Sometimes the choices are far too many to fit into a small window. A scan feature helps the user quickly select among them. This opens up a large window, showing all the choices, with smaller groups out of these successively appearing in a smaller window. A word appearing in the large window informs the user that eLocutor is able to offer him a shortcut to typing that word. He now waits for it to appear in the smaller window, when he clicks. The large window disappears, and the choices from the smaller window, about a dozen, now become available to the user through the tree, as usual.

Figure 30-1. The eLocutor screen


Screen real estate is again rezoned when the user stops typing and starts to scroll the text, at which time the screen displays as much text as it can before and after the insertion point.

We needed to be as smart in prediction as we could manage, so as to make best possible use of the clicks a disabled user laboriously produces. The intelligence we built in is of three kinds:


A relational database

When the user enters the first few characters of a word, a search in the dictionary table provides suggestions for how to complete it. An analysis of previous text produced by the user also indicates what word the user might select next.


A cache

This takes advantage of patterns in user behavior. We cache not only frequently used words, but also filenames, search terms, spoken text, and paths in decision-making, so that the user can easily reproduce a sequence of steps.


Special groupings

This kind of intelligence takes advantage of natural grouping of words, such as city names, food items, parts of speech, etc. These groupings allow the user to construct new sentences out of old ones, by quickly replacing words in commonly used phrases with others that are similar. For instance, if the sentence "Please bring me some salt" is in the database, a few clicks allow the construction of "Please take her some sugar."

Uniting all the available options is the tree, similar to a menu hierarchy. In the tree, the choices are highlighted one after another, revolving at a fixed rate. The tree structure also extends naturally to subsets of options, such as the special groupings of words just described.

The various elements of the screen in Figure 30-1 need some explanation.

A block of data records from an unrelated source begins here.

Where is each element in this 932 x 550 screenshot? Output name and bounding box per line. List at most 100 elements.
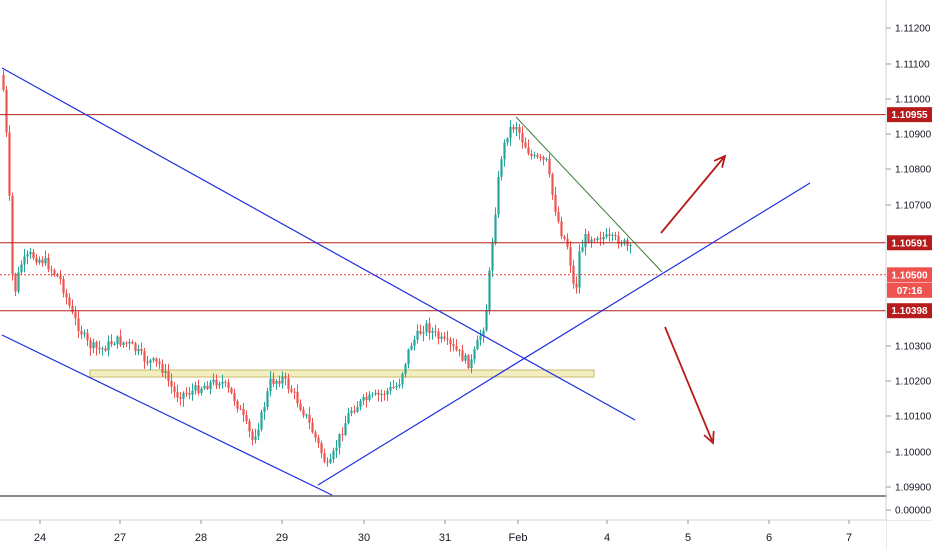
candle xyxy=(371,392,374,398)
candle xyxy=(359,398,362,411)
candle xyxy=(233,388,236,406)
candle xyxy=(533,151,536,159)
candle xyxy=(239,404,242,411)
candle xyxy=(455,339,458,352)
price-tick-label: 1.10700 xyxy=(895,201,932,212)
price-tick-label: 0.00000 xyxy=(895,506,932,517)
candle xyxy=(296,384,299,408)
price-tick-label: 1.11100 xyxy=(895,60,930,71)
candle xyxy=(524,137,527,149)
candle xyxy=(506,137,509,146)
candle xyxy=(38,256,41,265)
candle xyxy=(554,186,557,216)
candle xyxy=(308,406,311,430)
candle xyxy=(590,236,593,248)
candle xyxy=(449,337,452,352)
descending-trendline[interactable] xyxy=(515,116,663,273)
candle xyxy=(380,389,383,403)
candle xyxy=(266,387,269,411)
price-badge: 1.10591 xyxy=(887,235,932,251)
candle xyxy=(83,329,86,338)
candle xyxy=(563,234,566,241)
candle xyxy=(2,70,5,92)
candle xyxy=(608,227,611,242)
channel-lower-line[interactable] xyxy=(1,334,333,496)
candle xyxy=(272,372,275,387)
candle xyxy=(227,378,230,393)
candle xyxy=(569,241,572,273)
price-badges: 1.10955 1.10591 1.10500 07:16 1.10398 xyxy=(887,107,932,319)
candle xyxy=(53,268,56,277)
candle xyxy=(203,382,206,390)
candle xyxy=(20,260,23,275)
candle xyxy=(209,379,212,395)
candle xyxy=(167,363,170,387)
candle xyxy=(179,392,182,406)
candle xyxy=(176,384,179,403)
candle xyxy=(80,325,83,340)
time-axis[interactable] xyxy=(0,521,886,550)
candle xyxy=(431,327,434,340)
candle xyxy=(89,337,92,356)
candle xyxy=(200,386,203,396)
candle xyxy=(539,153,542,162)
candle xyxy=(425,320,428,337)
price-axis[interactable] xyxy=(887,0,932,520)
candle xyxy=(149,358,152,371)
channel-upper-line[interactable] xyxy=(1,67,636,421)
candle xyxy=(620,240,623,248)
candle xyxy=(143,347,146,369)
candle xyxy=(98,340,101,355)
ascending-trendline[interactable] xyxy=(317,182,811,486)
price-tick-label: 1.10300 xyxy=(895,342,932,353)
candle xyxy=(59,270,62,285)
candle xyxy=(515,122,518,137)
time-tick-label: 6 xyxy=(766,532,772,544)
candle xyxy=(137,344,140,356)
candle xyxy=(302,406,305,419)
candle xyxy=(92,338,95,354)
candle xyxy=(545,157,548,162)
bullish-arrow[interactable] xyxy=(660,154,727,234)
candle xyxy=(614,231,617,241)
candle xyxy=(305,413,308,419)
candle xyxy=(593,237,596,243)
candle xyxy=(407,348,410,369)
candle xyxy=(575,276,578,294)
candle xyxy=(389,381,392,395)
candle xyxy=(215,374,218,390)
price-badge: 1.10500 xyxy=(887,267,932,283)
candle xyxy=(599,231,602,246)
candle xyxy=(5,85,8,137)
candle xyxy=(107,335,110,357)
candle xyxy=(344,415,347,437)
bearish-arrow[interactable] xyxy=(664,326,715,445)
candle xyxy=(404,362,407,378)
candle xyxy=(317,435,320,448)
candle xyxy=(392,379,395,390)
candle xyxy=(596,236,599,242)
candle xyxy=(527,139,530,156)
candle xyxy=(617,231,620,249)
svg-text:1.10398: 1.10398 xyxy=(891,306,928,317)
candle xyxy=(287,373,290,394)
candle xyxy=(395,382,398,390)
candle xyxy=(281,371,284,389)
candle xyxy=(8,125,11,201)
candle xyxy=(578,244,581,294)
candle xyxy=(134,341,137,356)
candle xyxy=(326,457,329,467)
drawings xyxy=(0,67,886,496)
candle xyxy=(32,248,35,261)
candle xyxy=(206,381,209,391)
candle xyxy=(386,388,389,401)
candle xyxy=(536,152,539,159)
time-tick-label: 28 xyxy=(195,532,207,544)
candle xyxy=(440,332,443,343)
time-tick-label: 7 xyxy=(846,532,852,544)
candle xyxy=(443,331,446,342)
candle xyxy=(194,381,197,395)
candle xyxy=(551,172,554,200)
price-tick-label: 1.10000 xyxy=(895,448,932,459)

The active portion of text that the user wishes to edit is shown in the middle box, while the contents of the boxes above and below it adapt to what the user is doing. To the right, and below, are predictions the software makes about what you might wish to type next.

The text in the upper-righthand corner (shown in red on the user's screen) consists of suggestions for replacing the last word, which are useful if you have typed a few characters of a word and would like eLocutor to guess the rest. Below that, in black, are suggestions for the next word if you have finished typing the last one. Groups of punctuation characters are treated as words, too, and since the last word consists of alphanumeric characters, the next one will be punctuation characters, as shown on the right side of Figure 30-1.

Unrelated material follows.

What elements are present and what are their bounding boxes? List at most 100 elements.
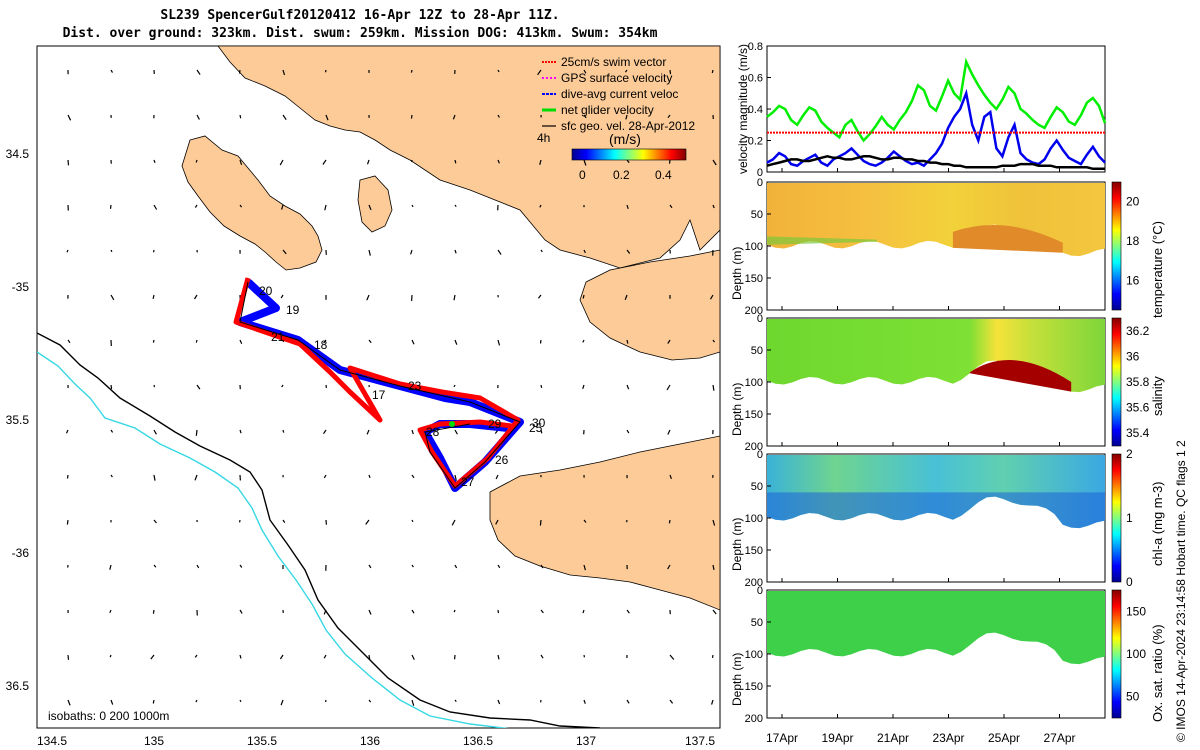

When the user is typing sentences similar to ones already typed, the suggestions at the bottom come in handy. The attention of the user, however, is mostly on the tree to the left, which is the only way she can take advantage of all the information on offer to influence the text in the middle box.

Below the tree, the user can see how many choices of various kinds are available to her, as well as other useful information discussed later.

The interface moves through the tree sequentially. With the one button at her disposal, the user clicks at the right time when the item she wishes to select is highlighted. The different windows in the screen show the user the options available for the next word, word completion, phrase completion, etc. To take advantage of these options, she must navigate until the corresponding choice is offered to her in the menu tree.